Washington, 27 (AE) - O sistema de metas de inflação (inflation targeting) que o Brasil adotou em julho desperta o interesse de outros países emergentes, como a áfrica do Sul e a Colômbia, além dos outros que também o estão adotando - como o Chile, México e Israel. Intensas discussões sobre o sistema estão ocorrendo nos últimos meses. A revelação foi feita pelo presidente do Banco Central, Armínio Fraga, em entrevista hoje na sede do FMI, em Washington.

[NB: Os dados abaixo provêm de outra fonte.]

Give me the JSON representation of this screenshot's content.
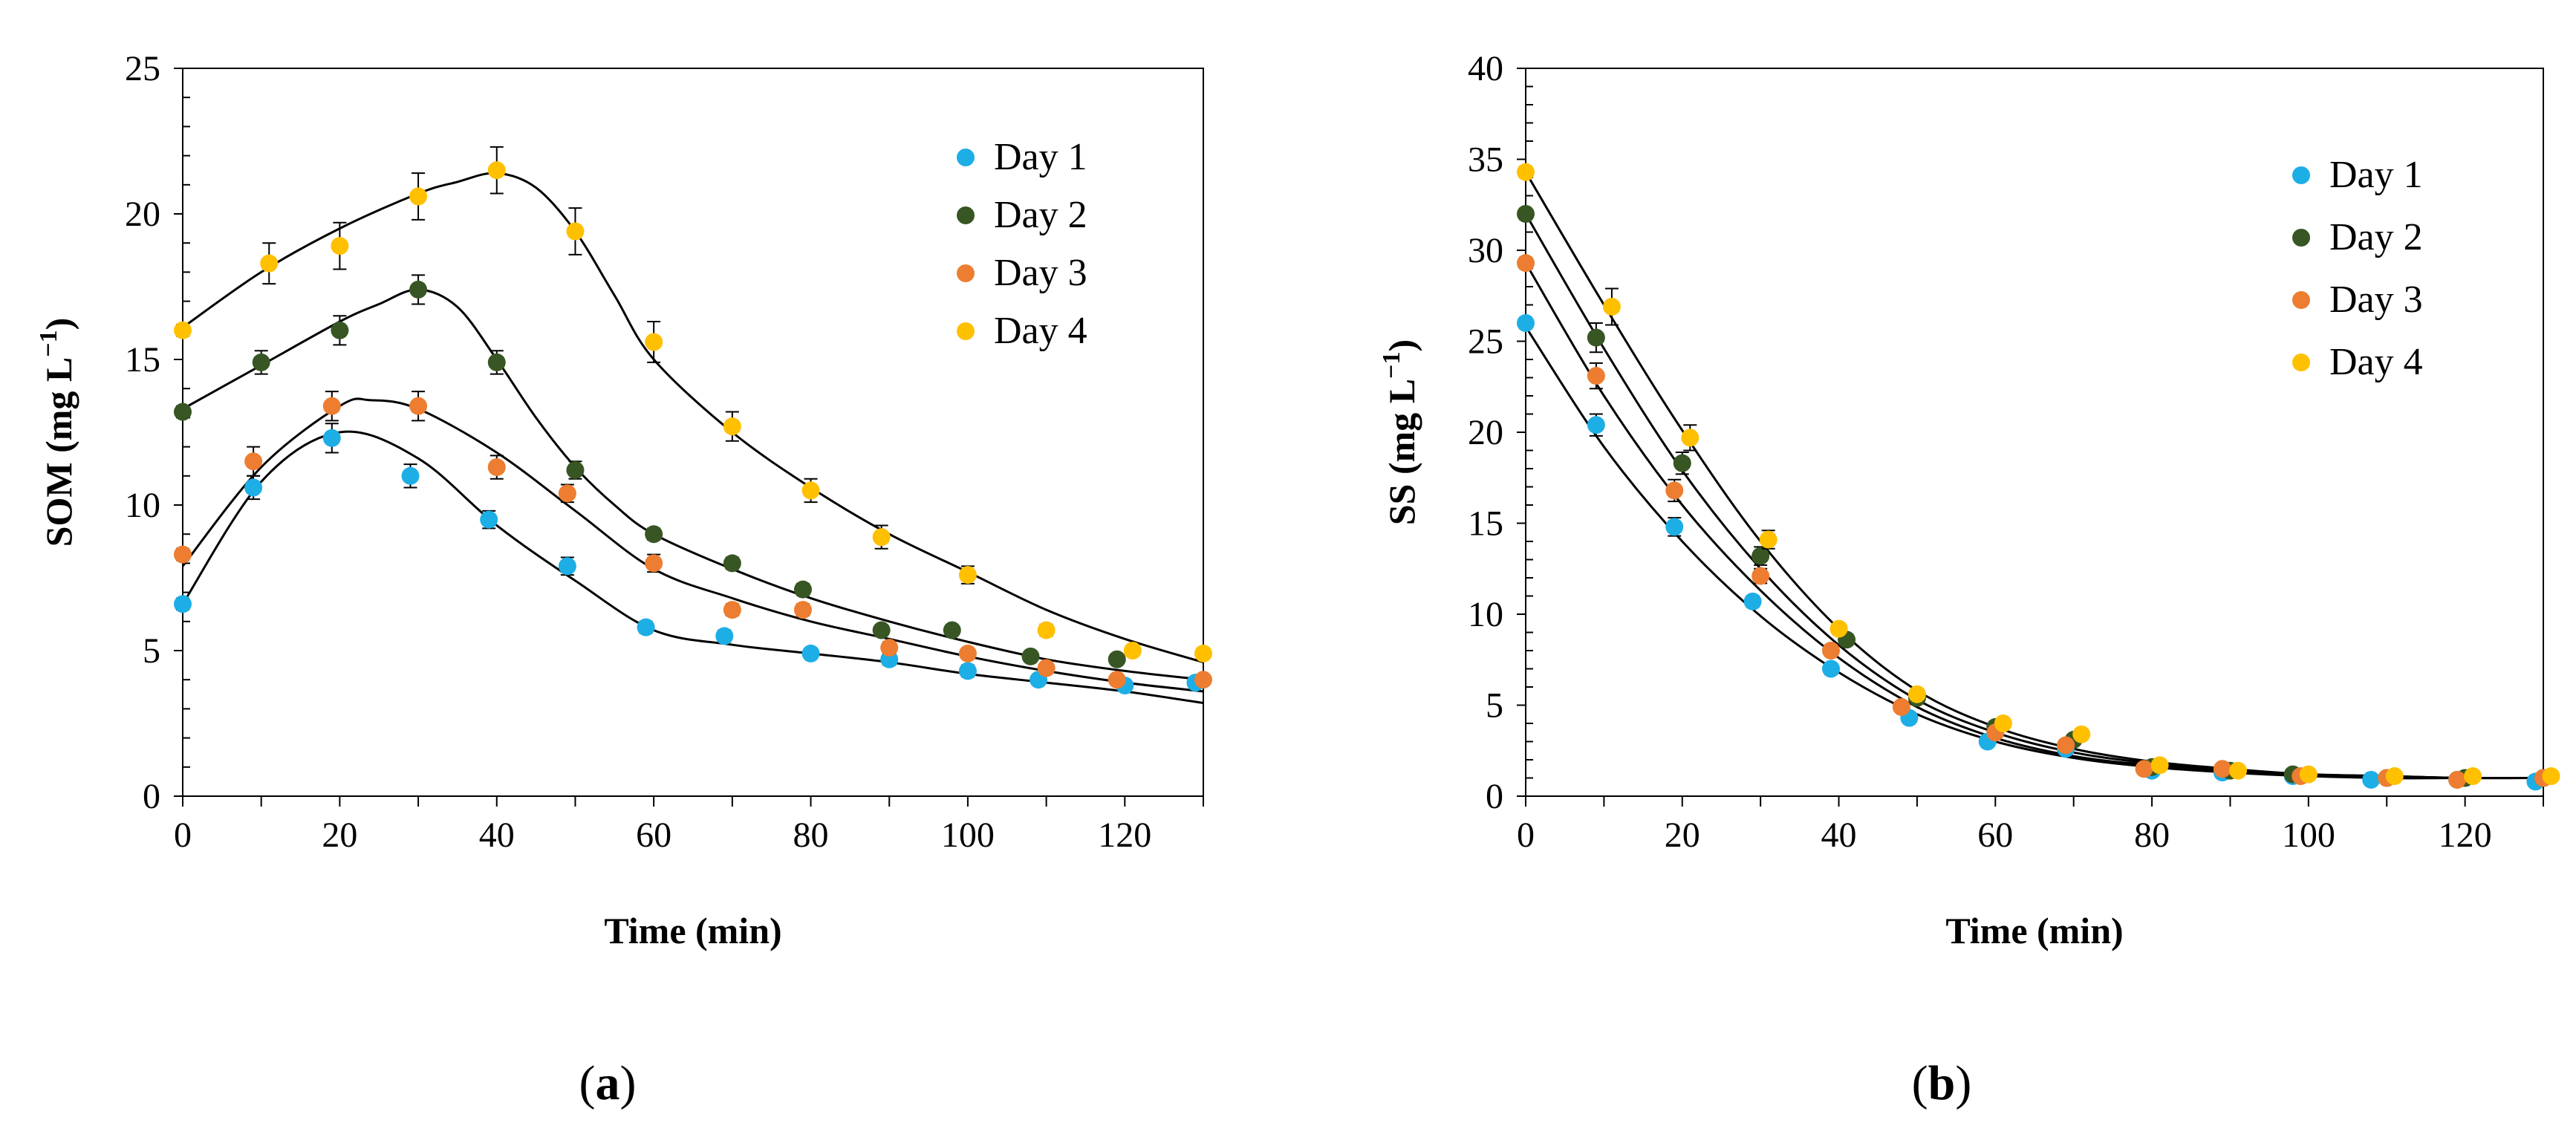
{
  "chart_data": [
    {
      "panel": "a",
      "type": "scatter",
      "xlabel": "Time (min)",
      "ylabel_main": "SOM (mg L",
      "ylabel_sup": "−1",
      "ylabel_close": ")",
      "xlim": [
        0,
        130
      ],
      "ylim": [
        0,
        25
      ],
      "xticks": [
        0,
        20,
        40,
        60,
        80,
        100,
        120
      ],
      "yticks": [
        0,
        5,
        10,
        15,
        20,
        25
      ],
      "legend_position": "top-right",
      "panel_label": {
        "open": "(",
        "letter": "a",
        "close": ")"
      },
      "series": [
        {
          "name": "Day 1",
          "color": "#1DAEE6",
          "x": [
            0,
            9,
            19,
            29,
            39,
            49,
            59,
            69,
            80,
            90,
            100,
            109,
            120,
            129
          ],
          "y": [
            6.6,
            10.6,
            12.3,
            11.0,
            9.5,
            7.9,
            5.8,
            5.5,
            4.9,
            4.7,
            4.3,
            4.0,
            3.8,
            3.9
          ],
          "err": [
            0.2,
            0.4,
            0.5,
            0.4,
            0.3,
            0.3,
            0.2,
            0.2,
            0.1,
            0.2,
            0.2,
            0.1,
            0.1,
            0.1
          ],
          "fit_x": [
            0,
            10,
            20,
            30,
            40,
            50,
            60,
            70,
            80,
            90,
            100,
            110,
            120,
            130
          ],
          "fit_y": [
            6.6,
            10.8,
            12.5,
            11.6,
            9.3,
            7.4,
            5.7,
            5.2,
            4.9,
            4.6,
            4.2,
            3.9,
            3.6,
            3.2
          ]
        },
        {
          "name": "Day 2",
          "color": "#375623",
          "x": [
            0,
            10,
            20,
            30,
            40,
            50,
            60,
            70,
            79,
            89,
            98,
            108,
            119
          ],
          "y": [
            13.2,
            14.9,
            16.0,
            17.4,
            14.9,
            11.2,
            9.0,
            8.0,
            7.1,
            5.7,
            5.7,
            4.8,
            4.7
          ],
          "err": [
            0.2,
            0.4,
            0.5,
            0.5,
            0.4,
            0.3,
            0.2,
            0.2,
            0.2,
            0.1,
            0.1,
            0.1,
            0.1
          ],
          "fit_x": [
            0,
            10,
            20,
            25,
            30,
            35,
            40,
            45,
            50,
            55,
            60,
            70,
            80,
            90,
            100,
            110,
            120,
            130
          ],
          "fit_y": [
            13.3,
            14.8,
            16.3,
            16.9,
            17.4,
            16.8,
            15.0,
            13.0,
            11.3,
            10.0,
            9.0,
            7.8,
            6.8,
            6.0,
            5.3,
            4.7,
            4.3,
            4.0
          ]
        },
        {
          "name": "Day 3",
          "color": "#ED7D31",
          "x": [
            0,
            9,
            19,
            30,
            40,
            49,
            60,
            70,
            79,
            90,
            100,
            110,
            119,
            130
          ],
          "y": [
            8.3,
            11.5,
            13.4,
            13.4,
            11.3,
            10.4,
            8.0,
            6.4,
            6.4,
            5.1,
            4.9,
            4.4,
            4.0,
            4.0
          ],
          "err": [
            0.2,
            0.5,
            0.5,
            0.5,
            0.4,
            0.3,
            0.3,
            0.2,
            0.2,
            0.2,
            0.1,
            0.1,
            0.1,
            0.1
          ],
          "fit_x": [
            0,
            10,
            20,
            24,
            30,
            40,
            50,
            60,
            70,
            80,
            90,
            100,
            110,
            120,
            130
          ],
          "fit_y": [
            7.9,
            11.3,
            13.4,
            13.6,
            13.3,
            11.8,
            9.8,
            7.8,
            6.8,
            6.0,
            5.4,
            4.8,
            4.3,
            3.9,
            3.6
          ]
        },
        {
          "name": "Day 4",
          "color": "#FFC000",
          "x": [
            0,
            11,
            20,
            30,
            40,
            50,
            60,
            70,
            80,
            89,
            100,
            110,
            121,
            130
          ],
          "y": [
            16.0,
            18.3,
            18.9,
            20.6,
            21.5,
            19.4,
            15.6,
            12.7,
            10.5,
            8.9,
            7.6,
            5.7,
            5.0,
            4.9
          ],
          "err": [
            0.2,
            0.7,
            0.8,
            0.8,
            0.8,
            0.8,
            0.7,
            0.5,
            0.4,
            0.4,
            0.3,
            0.2,
            0.1,
            0.1
          ],
          "fit_x": [
            0,
            10,
            20,
            30,
            35,
            40,
            45,
            50,
            55,
            60,
            70,
            80,
            90,
            100,
            110,
            120,
            130
          ],
          "fit_y": [
            16.1,
            18.0,
            19.5,
            20.7,
            21.1,
            21.4,
            20.9,
            19.4,
            17.2,
            15.0,
            12.5,
            10.6,
            9.0,
            7.7,
            6.4,
            5.4,
            4.6
          ]
        }
      ]
    },
    {
      "panel": "b",
      "type": "scatter",
      "xlabel": "Time (min)",
      "ylabel_main": "SS (mg L",
      "ylabel_sup": "−1",
      "ylabel_close": ")",
      "xlim": [
        0,
        130
      ],
      "ylim": [
        0,
        40
      ],
      "xticks": [
        0,
        20,
        40,
        60,
        80,
        100,
        120
      ],
      "yticks": [
        0,
        5,
        10,
        15,
        20,
        25,
        30,
        35,
        40
      ],
      "legend_position": "top-right",
      "panel_label": {
        "open": "(",
        "letter": "b",
        "close": ")"
      },
      "series": [
        {
          "name": "Day 1",
          "color": "#1DAEE6",
          "x": [
            0,
            9,
            19,
            29,
            39,
            49,
            59,
            69,
            80,
            89,
            98,
            108,
            119,
            129
          ],
          "y": [
            26.0,
            20.4,
            14.8,
            10.7,
            7.0,
            4.3,
            3.0,
            2.6,
            1.4,
            1.3,
            1.1,
            0.9,
            0.9,
            0.8
          ],
          "err": [
            0.3,
            0.6,
            0.5,
            0.3,
            0.3,
            0.2,
            0.2,
            0.2,
            0.1,
            0.1,
            0.1,
            0.1,
            0.1,
            0.1
          ],
          "fit_x": [
            0,
            10,
            20,
            30,
            40,
            50,
            60,
            70,
            80,
            90,
            100,
            110,
            120,
            130
          ],
          "fit_y": [
            25.8,
            19.2,
            14.0,
            9.9,
            6.8,
            4.5,
            3.0,
            2.1,
            1.6,
            1.3,
            1.1,
            1.0,
            1.0,
            1.0
          ]
        },
        {
          "name": "Day 2",
          "color": "#375623",
          "x": [
            0,
            9,
            20,
            30,
            41,
            50,
            60,
            70,
            80,
            90,
            98,
            110,
            120,
            130
          ],
          "y": [
            32.0,
            25.2,
            18.3,
            13.2,
            8.6,
            5.4,
            3.8,
            3.1,
            1.6,
            1.4,
            1.2,
            1.0,
            1.0,
            1.0
          ],
          "err": [
            0.3,
            0.8,
            0.6,
            0.5,
            0.3,
            0.3,
            0.2,
            0.2,
            0.1,
            0.1,
            0.1,
            0.1,
            0.1,
            0.1
          ],
          "fit_x": [
            0,
            10,
            20,
            30,
            40,
            50,
            60,
            70,
            80,
            90,
            100,
            110,
            120,
            130
          ],
          "fit_y": [
            32.0,
            24.6,
            17.9,
            12.5,
            8.3,
            5.3,
            3.5,
            2.4,
            1.8,
            1.4,
            1.2,
            1.1,
            1.0,
            1.0
          ]
        },
        {
          "name": "Day 3",
          "color": "#ED7D31",
          "x": [
            0,
            9,
            19,
            30,
            39,
            48,
            60,
            69,
            79,
            89,
            99,
            110,
            119,
            130
          ],
          "y": [
            29.3,
            23.1,
            16.8,
            12.1,
            8.0,
            4.9,
            3.5,
            2.8,
            1.5,
            1.5,
            1.1,
            1.0,
            0.9,
            1.0
          ],
          "err": [
            0.3,
            0.7,
            0.6,
            0.4,
            0.3,
            0.2,
            0.2,
            0.2,
            0.1,
            0.1,
            0.1,
            0.1,
            0.1,
            0.1
          ],
          "fit_x": [
            0,
            10,
            20,
            30,
            40,
            50,
            60,
            70,
            80,
            90,
            100,
            110,
            120,
            130
          ],
          "fit_y": [
            29.3,
            22.0,
            16.0,
            11.3,
            7.6,
            4.9,
            3.2,
            2.2,
            1.7,
            1.4,
            1.2,
            1.0,
            1.0,
            1.0
          ]
        },
        {
          "name": "Day 4",
          "color": "#FFC000",
          "x": [
            0,
            11,
            21,
            31,
            40,
            50,
            61,
            71,
            81,
            91,
            100,
            111,
            121,
            131
          ],
          "y": [
            34.3,
            26.9,
            19.7,
            14.1,
            9.2,
            5.6,
            4.0,
            3.4,
            1.7,
            1.4,
            1.2,
            1.1,
            1.1,
            1.1
          ],
          "err": [
            0.3,
            1.0,
            0.7,
            0.5,
            0.3,
            0.3,
            0.2,
            0.2,
            0.1,
            0.1,
            0.1,
            0.1,
            0.1,
            0.1
          ],
          "fit_x": [
            0,
            10,
            20,
            30,
            40,
            50,
            60,
            70,
            80,
            90,
            100,
            110,
            120,
            130
          ],
          "fit_y": [
            34.3,
            27.0,
            20.1,
            14.0,
            9.2,
            5.8,
            3.8,
            2.6,
            1.9,
            1.5,
            1.2,
            1.1,
            1.0,
            1.0
          ]
        }
      ]
    }
  ]
}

"A avaliação da adoção do sistema no Brasil, embora recente, é boa", declarou Fraga. São três as razões disso: aumento da transparência na atuação do Banco Central, cujas discussões no Copom são divulgadas com somente duas semanas de atraso; divulgação dos relatórios de inflação, inclusive em inglês; convergência entre os índices estimados pelo governo e aqueles estimados por mais de 30 departamentos de pesquisa privada, de elevado nível. "Todos convergem para a expectativa de alcançar uma inflação de 6% em 2000", observou o presidente do Banco Central. "Ainda não há espaço para euforia, porém", observou.
A avaliação das metas de inflação permite que o País adote uma política de juros compatível com os objetivos fixados. Não há nenhum impedimento em elevar os juros, se isto for essencial, admitiu o presidente do Banco Central. Fraga reafirmou que a taxa de câmbio não preocupa o governo, "nem há metas para elas", a menos que o câmbio afete as expectativas de inflação.
Fraga confirmou que o País está estudando a redução do Imposto sobre Operações Financeiras (IOF), "como um tema geral, no âmbito da reforma fiscal". Ele acrescentou que "há preocupações de ordem fiscal que dominam a agenda, como o PIS e a Cofins, além do IOF". Tributos adequados são indispensáveis no contexto da reforma do sistema bancário, acrescentou.
Na entrevista, o ministro da Fazenda, Pedro Malan, afirmou que o aspecto mais importante relativo à criação do Grupo dos 20 (G-20), que deverá substituir o Comitê Interino do FMI, é que cada país falará no seu próprio nome, e não em nome de mais de duas dezenas de países, como chega a ocorrer hoje, em que 24 nações representam 183 países. "A reforma não é nova e o Brasil estaria de qualquer forma ao lado das principais nações em desenvolvimento, como a China e a Índia".